Debate during a United Nations conference this month will highlight a growing rift between the United States and the rest of the world over Internet governance that could result in changes to how the World Wide Web can be used.
The purpose of the World Summit on the Information Society, which opens in Tunis Nov. 16, is to generate ideas and strategies for extending the benefits of the Internet and other communications technology to the developing world. But these goals are being overshadowed by an effort among some of the world’s most influential governments to transfer management of the Internet infrastructure to an international body. The United States opposes the idea, and if no agreement can be reached there’s a possibility that countries could end up creating their own versions of the Internet with their own rules for its use—a move that would disrupt international business.
Currently the Internet is coordinated by the Internet Corporation for Assigned Names and Numbers (ICANN), an independent organization that has international representation but is based in the United States and has close ties to the U.S. government. ICANN assigns domain names, manages the Internet’s root servers and maps IP addresses to the domains.
A handful of countries, including Brazil, China and South Africa, have argued that de facto control of ICANN by the United States is incompatible with a global network. They maintain, for example, that the current governance structure does not accommodate domain names that use non-Western characters, making the Web less accessible to someone who doesn’t know a Western language.
The internationalization proposal seemed to be headed nowhere until September, when the European Union changed its position and decided to support it. “We are looking for a new model which allows Internet governance on the basis of cooperation with all governments and stakeholders because the Internet is a global infrastructure,” says Martin Selmayr, spokesman for EU Information Society and Media Commissioner Viviane Reding.

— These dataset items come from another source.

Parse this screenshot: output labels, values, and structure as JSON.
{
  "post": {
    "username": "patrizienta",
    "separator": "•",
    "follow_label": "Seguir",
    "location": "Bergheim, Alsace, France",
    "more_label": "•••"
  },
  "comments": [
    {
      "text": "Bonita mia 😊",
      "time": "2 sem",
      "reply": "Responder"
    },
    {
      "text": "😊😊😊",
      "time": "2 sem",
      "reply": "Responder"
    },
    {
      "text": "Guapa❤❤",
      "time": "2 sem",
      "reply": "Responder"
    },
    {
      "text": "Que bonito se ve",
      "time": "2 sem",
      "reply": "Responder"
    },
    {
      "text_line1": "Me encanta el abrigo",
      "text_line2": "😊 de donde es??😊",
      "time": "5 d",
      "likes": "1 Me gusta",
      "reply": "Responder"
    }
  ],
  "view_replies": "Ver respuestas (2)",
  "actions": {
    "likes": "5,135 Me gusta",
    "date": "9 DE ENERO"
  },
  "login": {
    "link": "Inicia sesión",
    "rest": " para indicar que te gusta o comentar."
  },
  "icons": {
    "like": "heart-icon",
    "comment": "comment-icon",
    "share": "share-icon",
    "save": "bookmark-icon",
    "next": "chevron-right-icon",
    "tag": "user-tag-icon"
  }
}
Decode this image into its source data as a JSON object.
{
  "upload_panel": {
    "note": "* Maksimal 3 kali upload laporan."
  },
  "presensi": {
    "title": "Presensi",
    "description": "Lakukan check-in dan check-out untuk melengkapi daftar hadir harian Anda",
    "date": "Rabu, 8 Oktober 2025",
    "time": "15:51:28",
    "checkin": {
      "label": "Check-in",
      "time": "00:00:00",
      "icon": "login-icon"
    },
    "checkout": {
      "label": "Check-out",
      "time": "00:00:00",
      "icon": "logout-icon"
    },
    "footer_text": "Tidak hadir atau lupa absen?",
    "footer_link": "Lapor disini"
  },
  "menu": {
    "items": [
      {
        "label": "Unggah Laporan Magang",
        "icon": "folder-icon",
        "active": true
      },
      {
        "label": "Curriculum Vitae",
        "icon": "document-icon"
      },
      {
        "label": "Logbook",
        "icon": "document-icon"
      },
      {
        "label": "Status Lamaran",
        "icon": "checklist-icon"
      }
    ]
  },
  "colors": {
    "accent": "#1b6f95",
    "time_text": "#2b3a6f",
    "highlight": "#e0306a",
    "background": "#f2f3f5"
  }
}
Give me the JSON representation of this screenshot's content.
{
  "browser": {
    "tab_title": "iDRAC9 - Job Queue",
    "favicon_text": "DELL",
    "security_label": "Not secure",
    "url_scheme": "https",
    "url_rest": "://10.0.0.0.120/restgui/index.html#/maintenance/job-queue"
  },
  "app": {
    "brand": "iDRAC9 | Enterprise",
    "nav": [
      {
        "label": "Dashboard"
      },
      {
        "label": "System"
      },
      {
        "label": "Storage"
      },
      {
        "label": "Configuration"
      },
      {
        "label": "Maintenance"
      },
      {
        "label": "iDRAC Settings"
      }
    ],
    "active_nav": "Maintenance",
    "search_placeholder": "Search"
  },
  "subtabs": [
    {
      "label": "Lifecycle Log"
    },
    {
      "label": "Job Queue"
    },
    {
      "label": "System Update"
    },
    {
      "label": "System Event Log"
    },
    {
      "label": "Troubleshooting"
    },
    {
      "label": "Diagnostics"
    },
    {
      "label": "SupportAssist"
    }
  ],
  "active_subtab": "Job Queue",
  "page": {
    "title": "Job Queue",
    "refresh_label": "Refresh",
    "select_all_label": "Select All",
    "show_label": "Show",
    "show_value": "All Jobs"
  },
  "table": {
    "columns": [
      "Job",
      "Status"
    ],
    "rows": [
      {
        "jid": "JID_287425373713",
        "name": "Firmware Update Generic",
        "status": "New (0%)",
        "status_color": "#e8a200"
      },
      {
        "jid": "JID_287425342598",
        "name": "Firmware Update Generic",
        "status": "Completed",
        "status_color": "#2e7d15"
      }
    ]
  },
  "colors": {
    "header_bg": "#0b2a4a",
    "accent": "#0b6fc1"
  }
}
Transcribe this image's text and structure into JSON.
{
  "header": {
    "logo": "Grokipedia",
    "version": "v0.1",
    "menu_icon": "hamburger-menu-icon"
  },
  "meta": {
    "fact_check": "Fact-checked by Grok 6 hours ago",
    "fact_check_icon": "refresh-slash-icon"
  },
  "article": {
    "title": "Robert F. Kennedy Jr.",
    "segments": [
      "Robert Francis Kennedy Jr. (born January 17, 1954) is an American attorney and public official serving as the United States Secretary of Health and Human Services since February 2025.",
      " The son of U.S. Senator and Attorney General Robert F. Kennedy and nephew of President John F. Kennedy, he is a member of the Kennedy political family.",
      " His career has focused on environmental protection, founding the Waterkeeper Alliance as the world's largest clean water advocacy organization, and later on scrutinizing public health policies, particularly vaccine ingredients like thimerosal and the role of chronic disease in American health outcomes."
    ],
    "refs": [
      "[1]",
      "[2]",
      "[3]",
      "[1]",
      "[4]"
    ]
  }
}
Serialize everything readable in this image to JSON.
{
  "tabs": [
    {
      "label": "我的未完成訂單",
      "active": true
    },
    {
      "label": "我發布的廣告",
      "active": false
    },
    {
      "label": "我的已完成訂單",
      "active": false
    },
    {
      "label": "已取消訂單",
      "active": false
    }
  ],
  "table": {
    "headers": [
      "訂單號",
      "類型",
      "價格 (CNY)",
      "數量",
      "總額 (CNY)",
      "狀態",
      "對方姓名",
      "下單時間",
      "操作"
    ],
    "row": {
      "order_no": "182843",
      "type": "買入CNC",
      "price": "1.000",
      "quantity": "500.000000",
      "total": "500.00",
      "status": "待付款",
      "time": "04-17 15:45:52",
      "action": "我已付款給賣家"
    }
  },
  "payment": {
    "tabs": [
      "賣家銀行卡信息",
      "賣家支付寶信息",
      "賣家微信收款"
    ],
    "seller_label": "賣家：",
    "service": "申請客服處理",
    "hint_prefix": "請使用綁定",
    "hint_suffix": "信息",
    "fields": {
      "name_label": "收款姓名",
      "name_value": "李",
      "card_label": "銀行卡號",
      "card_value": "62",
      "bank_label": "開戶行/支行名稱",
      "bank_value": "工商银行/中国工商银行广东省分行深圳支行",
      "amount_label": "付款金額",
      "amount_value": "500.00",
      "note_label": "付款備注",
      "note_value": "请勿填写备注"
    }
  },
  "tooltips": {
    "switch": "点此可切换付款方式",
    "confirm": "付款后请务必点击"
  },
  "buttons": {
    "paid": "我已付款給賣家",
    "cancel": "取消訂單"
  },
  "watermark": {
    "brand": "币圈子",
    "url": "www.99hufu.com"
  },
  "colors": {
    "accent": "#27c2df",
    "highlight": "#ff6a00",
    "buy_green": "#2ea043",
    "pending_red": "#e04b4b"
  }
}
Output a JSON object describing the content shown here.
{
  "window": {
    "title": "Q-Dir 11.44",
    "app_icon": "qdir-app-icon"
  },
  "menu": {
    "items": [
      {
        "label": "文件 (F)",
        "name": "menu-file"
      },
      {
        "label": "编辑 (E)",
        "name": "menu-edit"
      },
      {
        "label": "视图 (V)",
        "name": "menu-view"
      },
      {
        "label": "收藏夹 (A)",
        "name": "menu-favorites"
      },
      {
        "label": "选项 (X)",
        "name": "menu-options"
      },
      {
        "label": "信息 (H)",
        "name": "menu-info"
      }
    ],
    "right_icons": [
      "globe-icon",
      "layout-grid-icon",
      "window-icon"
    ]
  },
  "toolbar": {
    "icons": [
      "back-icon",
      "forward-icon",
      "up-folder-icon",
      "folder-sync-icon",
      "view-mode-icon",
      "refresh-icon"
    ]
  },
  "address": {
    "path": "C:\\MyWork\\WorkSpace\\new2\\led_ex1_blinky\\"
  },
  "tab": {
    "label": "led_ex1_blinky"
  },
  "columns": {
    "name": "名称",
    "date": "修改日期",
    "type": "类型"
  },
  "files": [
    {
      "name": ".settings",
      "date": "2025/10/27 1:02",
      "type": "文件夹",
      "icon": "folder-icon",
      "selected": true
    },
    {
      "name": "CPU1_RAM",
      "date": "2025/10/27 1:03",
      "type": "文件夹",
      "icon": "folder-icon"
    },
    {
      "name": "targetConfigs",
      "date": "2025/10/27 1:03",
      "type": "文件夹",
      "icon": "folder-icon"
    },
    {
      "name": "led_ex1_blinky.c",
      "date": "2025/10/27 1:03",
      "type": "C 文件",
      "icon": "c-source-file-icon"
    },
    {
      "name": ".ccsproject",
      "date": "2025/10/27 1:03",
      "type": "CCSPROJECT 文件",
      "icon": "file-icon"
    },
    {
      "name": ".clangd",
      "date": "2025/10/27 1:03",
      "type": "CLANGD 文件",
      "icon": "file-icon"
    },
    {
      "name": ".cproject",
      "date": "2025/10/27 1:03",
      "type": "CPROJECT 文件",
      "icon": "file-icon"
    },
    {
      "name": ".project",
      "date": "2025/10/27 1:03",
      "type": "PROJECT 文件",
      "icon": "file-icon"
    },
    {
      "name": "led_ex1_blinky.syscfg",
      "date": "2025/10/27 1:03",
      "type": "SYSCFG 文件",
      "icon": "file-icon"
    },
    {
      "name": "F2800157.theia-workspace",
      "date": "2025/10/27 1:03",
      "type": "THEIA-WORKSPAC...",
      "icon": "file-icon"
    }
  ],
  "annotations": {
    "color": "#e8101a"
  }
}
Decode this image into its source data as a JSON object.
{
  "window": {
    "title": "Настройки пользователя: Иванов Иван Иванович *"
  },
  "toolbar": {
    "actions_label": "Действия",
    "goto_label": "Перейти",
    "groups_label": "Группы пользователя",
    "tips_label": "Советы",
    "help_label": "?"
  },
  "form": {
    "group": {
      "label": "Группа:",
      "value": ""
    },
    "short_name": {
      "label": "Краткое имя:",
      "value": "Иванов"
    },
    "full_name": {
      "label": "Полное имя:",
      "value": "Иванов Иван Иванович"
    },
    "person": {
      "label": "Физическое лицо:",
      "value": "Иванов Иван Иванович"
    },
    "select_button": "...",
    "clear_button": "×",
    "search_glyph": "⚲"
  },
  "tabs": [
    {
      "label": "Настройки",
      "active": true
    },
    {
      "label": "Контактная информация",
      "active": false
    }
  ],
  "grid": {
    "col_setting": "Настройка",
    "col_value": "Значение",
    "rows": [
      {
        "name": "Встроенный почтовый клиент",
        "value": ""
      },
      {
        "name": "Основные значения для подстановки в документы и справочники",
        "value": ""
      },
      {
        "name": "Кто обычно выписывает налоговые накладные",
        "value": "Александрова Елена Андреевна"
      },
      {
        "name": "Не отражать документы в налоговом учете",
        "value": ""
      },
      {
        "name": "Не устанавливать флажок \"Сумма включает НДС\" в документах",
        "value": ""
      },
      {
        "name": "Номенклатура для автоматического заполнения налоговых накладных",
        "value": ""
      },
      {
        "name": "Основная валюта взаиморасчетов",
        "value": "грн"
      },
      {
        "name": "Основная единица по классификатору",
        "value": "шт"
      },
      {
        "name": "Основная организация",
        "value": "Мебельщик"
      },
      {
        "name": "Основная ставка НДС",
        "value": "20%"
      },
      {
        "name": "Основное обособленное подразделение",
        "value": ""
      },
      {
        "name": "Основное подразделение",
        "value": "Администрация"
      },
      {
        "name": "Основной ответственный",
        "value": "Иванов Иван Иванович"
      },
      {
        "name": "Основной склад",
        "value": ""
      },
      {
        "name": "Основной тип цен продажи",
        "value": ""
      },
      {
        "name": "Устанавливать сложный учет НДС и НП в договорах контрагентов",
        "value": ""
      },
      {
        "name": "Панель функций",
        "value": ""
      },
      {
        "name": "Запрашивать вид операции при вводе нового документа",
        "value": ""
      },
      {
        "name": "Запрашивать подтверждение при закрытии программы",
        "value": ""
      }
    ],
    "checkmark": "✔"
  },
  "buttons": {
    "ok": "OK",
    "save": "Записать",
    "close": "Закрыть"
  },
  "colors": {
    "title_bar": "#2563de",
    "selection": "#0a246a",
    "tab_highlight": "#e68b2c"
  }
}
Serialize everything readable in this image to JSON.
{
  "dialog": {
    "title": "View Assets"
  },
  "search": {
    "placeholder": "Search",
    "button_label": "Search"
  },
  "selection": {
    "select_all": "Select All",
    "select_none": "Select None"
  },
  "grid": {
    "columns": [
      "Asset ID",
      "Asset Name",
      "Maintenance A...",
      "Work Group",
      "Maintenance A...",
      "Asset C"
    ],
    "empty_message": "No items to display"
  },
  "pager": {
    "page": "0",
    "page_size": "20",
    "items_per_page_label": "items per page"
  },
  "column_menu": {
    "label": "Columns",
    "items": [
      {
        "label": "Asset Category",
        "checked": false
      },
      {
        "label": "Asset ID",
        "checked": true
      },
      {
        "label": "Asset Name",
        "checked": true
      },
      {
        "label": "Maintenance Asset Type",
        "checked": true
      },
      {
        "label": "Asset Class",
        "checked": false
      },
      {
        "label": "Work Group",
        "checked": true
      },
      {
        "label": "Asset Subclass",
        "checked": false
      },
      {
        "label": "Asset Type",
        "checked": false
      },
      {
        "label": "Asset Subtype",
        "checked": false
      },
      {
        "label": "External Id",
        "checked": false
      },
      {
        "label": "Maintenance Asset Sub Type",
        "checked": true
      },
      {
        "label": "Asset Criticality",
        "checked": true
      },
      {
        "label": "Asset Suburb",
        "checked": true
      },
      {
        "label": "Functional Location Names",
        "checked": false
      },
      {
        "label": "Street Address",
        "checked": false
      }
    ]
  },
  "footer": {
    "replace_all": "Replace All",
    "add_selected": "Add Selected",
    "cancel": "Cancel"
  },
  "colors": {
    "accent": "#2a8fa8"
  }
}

American and international business interests agree that it’s important to extend the reach of the Internet, but that these needs don’t warrant a new bureaucracy. “Bureaucracy would not be consistent with the dynamic nature of the Internet,” says Ayesha Hassan, senior policy manager and executive in charge of information and communication technologies for the International Chamber of Commerce.
The United States would have to agree to any change in how the Internet is governed, and that seems unlikely. That leaves advocates of internationalization with little recourse but the threat to build new regional or national Internets that would be incompatible with the current one. If this were to occur, the Internet would no longer be an open global network.
Negotiators planned to meet once more immediately before the summit. But the two sides are so deeply entrenched in their positions that at press time an agreement seemed unlikely, according to Heather Shaw, director for e-commerce and telecommunications policy at the United States Council for International Business.